Wang Wei, Tulyakov Sergey, Sebe Nicu
IEEE Trans Pattern Anal Mach Intell. 2018 Nov;40(11):2569-2582. doi: 10.1109/TPAMI.2018.2810881. Epub 2018 Mar 1.
The mainstream direction in face alignment is now dominated by cascaded regression methods. These methods start from an image with an initial shape and build a set of shape increments based on features with respect to the current estimated shape. These shape increments move the initial shape to the desired location. Despite the advantages of the cascaded methods, they all share two major limitations: (i) shape increments are learned independently from each other in a cascaded manner, (ii) the use of standard generic computer vision features such SIFT, HOG, does not allow these methods to learn problem-specific features. In this work, we propose a novel Recurrent Convolutional Shape Regression (RCSR) method that overcomes these limitations. We formulate the standard cascaded alignment problem as a recurrent process and learn all shape increments jointly, by using a recurrent neural network with a gated recurrent unit. Importantly, by combining a convolutional neural network with a recurrent one we avoid hand-crafted features, widely adopted in the literature and thus we allow the model to learn task-specific features. Besides, we employ the convolutional gated recurrent unit which takes as input the feature tensors instead of flattened feature vectors. Therefore, the spatial structure of the features can be better preserved in the memory of the recurrent neural network. Moreover, both the convolutional and the recurrent neural networks are learned jointly. Experimental evaluation shows that the proposed method has better performance than the state-of-the-art methods, and further supports the importance of learning a single end-to-end model for face alignment.

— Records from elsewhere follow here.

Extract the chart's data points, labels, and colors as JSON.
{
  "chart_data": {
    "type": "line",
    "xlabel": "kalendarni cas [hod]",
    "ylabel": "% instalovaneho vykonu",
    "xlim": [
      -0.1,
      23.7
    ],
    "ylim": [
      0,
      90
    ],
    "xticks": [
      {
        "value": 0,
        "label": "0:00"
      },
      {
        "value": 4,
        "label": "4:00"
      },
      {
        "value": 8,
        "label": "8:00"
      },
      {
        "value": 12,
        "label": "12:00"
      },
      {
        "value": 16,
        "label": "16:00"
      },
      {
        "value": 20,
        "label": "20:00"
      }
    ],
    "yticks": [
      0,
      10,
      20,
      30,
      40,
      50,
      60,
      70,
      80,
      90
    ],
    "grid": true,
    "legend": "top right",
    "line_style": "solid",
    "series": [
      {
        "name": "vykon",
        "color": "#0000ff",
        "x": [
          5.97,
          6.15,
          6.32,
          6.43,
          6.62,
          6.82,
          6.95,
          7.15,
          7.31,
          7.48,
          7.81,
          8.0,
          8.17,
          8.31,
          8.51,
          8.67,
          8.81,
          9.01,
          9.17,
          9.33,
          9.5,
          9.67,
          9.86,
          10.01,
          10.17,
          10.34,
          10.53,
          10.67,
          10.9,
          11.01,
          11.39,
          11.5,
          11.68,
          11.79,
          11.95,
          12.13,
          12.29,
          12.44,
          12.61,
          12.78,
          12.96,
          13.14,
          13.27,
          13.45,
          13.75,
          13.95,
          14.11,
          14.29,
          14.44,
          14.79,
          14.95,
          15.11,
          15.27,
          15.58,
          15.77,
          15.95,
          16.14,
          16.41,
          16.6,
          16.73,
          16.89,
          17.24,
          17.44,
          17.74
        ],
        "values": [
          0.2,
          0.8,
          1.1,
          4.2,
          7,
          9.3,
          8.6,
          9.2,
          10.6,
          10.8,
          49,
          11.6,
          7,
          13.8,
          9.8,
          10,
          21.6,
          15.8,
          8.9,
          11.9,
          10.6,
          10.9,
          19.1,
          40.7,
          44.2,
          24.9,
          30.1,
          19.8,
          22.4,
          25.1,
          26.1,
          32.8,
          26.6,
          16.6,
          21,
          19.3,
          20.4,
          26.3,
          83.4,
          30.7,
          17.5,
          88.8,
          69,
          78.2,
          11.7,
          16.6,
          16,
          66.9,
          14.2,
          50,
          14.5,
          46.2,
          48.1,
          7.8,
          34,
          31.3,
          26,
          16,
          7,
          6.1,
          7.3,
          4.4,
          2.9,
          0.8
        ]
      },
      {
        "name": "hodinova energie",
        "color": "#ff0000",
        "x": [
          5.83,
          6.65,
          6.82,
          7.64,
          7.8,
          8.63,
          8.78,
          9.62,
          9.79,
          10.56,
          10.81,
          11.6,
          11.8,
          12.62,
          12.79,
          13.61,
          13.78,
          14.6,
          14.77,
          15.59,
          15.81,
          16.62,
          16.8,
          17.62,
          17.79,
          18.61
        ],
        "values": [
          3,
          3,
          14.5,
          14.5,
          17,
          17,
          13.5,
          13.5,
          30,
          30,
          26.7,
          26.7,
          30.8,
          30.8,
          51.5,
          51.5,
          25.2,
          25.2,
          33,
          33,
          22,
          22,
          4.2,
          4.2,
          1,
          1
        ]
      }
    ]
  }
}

目前,面部对齐的主流方向由级联回归方法主导。这些方法从具有初始形状的图像开始,并基于相对于当前估计形状的特征构建一组形状增量。这些形状增量将初始形状移动到期望的位置。尽管级联方法有优点,但它们都有两个主要局限性:(i)形状增量是以级联方式相互独立学习的;(ii)使用标准的通用计算机视觉特征,如SIFT、HOG,不允许这些方法学习特定于问题的特征。在这项工作中,我们提出了一种新颖的递归卷积形状回归(RCSR)方法来克服这些局限性。我们将标准的级联对齐问题表述为一个递归过程,并通过使用带有门控递归单元的递归神经网络联合学习所有形状增量。重要的是,通过将卷积神经网络与递归神经网络相结合,我们避免了文献中广泛采用的手工制作特征,从而使模型能够学习特定于任务的特征。此外,我们采用卷积门控递归单元,它将特征张量而不是展平的特征向量作为输入。因此,特征的空间结构可以在递归神经网络的记忆中得到更好的保留。而且,卷积神经网络和递归神经网络都是联合学习的。实验评估表明,所提出的方法比现有方法具有更好的性能,并进一步支持了学习单个端到端模型用于面部对齐的重要性。